Part of the safety of therapy is that you know that your therapist respects the pace you want to set for discussing painful or personal issues in your life. If you are not ready to deal with certain issues, you don't have to. Learning to express your personal limits in therapy, with the help of your therapist, is how you learn to set emotional boundaries.

Your therapist should also work with you to back over situations where you have felt uncomfortable or frightened with others, so that you can learn from these situations. An important part of self-care is being able to anticipate your future needs in setting boundaries.

Therapist accessibility

Your therapist should talk with you about whether she or he is available to speak to you the phone between sessions, and what to do in case of an emergency.

A therapist should not start a dual relationship. As your therapist, he or she can't also be your friend or someone you socialize with, or someone who provides any other service to you. For example, if you receive trauma therapy from your medical doctor, that doctor should refer you to another doctor for your physical examinations. This should be done before the therapy begins.

Behavioural limits

Your therapist will need you to agree to control aggressive or violent behaviour in the treatment setting.
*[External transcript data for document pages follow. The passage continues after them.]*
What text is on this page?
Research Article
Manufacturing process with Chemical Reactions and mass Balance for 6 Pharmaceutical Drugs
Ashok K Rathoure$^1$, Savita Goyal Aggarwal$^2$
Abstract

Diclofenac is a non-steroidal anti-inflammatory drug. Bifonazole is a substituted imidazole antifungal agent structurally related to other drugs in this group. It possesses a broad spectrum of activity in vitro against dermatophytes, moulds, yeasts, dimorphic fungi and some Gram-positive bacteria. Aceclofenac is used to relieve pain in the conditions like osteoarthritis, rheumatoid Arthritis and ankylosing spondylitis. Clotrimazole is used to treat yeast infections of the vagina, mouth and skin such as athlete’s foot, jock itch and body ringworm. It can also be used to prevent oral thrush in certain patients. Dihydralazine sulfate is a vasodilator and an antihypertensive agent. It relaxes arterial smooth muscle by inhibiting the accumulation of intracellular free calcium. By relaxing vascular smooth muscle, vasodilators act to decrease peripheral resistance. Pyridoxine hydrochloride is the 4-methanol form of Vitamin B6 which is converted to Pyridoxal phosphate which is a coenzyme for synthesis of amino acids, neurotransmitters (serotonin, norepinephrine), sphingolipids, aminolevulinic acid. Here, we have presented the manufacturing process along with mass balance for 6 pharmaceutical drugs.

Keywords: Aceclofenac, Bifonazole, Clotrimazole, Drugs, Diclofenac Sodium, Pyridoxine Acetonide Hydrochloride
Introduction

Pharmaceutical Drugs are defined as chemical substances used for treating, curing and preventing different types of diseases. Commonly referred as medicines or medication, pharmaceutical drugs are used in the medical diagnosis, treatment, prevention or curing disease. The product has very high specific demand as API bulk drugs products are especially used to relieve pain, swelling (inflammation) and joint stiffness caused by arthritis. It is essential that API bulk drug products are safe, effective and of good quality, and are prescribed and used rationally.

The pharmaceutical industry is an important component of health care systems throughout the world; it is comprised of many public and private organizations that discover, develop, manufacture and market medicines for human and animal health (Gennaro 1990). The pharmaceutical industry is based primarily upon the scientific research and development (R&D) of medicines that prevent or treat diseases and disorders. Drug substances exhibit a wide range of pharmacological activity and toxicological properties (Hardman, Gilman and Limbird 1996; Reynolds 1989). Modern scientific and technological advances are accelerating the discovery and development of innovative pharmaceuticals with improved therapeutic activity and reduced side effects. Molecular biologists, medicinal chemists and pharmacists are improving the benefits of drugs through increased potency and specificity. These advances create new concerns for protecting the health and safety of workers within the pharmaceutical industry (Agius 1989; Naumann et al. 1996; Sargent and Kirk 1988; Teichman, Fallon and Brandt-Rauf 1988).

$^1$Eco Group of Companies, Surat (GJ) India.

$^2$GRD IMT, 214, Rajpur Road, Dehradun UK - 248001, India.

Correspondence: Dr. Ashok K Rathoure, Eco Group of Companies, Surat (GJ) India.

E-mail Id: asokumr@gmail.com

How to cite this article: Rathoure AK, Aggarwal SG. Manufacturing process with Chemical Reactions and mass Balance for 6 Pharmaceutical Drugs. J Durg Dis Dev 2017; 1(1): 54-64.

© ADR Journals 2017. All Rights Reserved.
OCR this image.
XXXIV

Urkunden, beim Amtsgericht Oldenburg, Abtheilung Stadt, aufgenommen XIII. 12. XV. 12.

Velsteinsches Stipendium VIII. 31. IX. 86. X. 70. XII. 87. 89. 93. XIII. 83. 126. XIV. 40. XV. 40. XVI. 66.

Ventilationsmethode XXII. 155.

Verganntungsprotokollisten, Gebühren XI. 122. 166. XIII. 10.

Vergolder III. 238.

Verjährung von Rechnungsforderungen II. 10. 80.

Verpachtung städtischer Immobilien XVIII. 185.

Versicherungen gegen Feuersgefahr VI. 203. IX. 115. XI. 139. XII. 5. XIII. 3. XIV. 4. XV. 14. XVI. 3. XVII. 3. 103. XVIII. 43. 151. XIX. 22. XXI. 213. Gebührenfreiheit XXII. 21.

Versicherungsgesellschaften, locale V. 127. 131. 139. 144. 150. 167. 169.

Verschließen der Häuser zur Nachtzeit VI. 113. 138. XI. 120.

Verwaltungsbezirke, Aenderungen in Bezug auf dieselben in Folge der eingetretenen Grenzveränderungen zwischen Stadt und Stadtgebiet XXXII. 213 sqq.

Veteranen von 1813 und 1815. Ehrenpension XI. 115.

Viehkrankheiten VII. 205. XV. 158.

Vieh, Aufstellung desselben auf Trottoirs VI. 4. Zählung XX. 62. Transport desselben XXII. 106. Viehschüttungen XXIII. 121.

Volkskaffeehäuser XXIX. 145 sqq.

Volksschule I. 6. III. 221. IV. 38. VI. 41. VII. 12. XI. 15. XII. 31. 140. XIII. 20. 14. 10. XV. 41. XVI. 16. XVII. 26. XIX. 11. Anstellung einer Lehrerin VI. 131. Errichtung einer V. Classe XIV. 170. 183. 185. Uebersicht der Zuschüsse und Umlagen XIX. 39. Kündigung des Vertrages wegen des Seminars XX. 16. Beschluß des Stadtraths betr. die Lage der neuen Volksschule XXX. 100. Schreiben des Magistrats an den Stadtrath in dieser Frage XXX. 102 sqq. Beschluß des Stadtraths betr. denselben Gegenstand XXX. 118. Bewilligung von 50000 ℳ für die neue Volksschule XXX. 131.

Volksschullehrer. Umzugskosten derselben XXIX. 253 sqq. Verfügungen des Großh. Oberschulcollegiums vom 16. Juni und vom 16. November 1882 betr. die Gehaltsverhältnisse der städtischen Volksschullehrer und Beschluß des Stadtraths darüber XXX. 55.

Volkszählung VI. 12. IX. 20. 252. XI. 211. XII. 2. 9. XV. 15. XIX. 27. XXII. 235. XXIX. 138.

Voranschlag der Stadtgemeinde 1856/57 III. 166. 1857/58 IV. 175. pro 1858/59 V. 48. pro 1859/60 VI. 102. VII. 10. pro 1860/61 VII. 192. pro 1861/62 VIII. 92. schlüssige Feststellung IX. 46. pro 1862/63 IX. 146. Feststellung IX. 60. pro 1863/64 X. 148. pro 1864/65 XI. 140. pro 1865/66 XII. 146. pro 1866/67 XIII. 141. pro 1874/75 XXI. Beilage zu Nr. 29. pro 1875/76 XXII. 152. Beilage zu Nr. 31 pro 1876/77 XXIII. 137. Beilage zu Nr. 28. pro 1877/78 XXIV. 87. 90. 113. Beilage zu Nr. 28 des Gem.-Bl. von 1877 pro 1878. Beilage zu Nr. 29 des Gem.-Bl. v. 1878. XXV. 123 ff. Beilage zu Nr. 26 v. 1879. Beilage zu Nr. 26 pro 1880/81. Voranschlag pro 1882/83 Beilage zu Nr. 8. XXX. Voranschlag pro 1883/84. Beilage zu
You will also need to agree not to drink or use recreational drugs before therapy sessions.

Rules for therapy

The therapist should talk with you about the rules for therapy. For example, the therapist must maintain confidentiality, but must report information to the authorities if you inform him or her of any current abuse of children in your life. Other rules usually include that you keep appointments and cancel or reschedule your appointments with enough notice. Most therapists will talk with you about how much you need to pay for therapy and when and how to make your payments.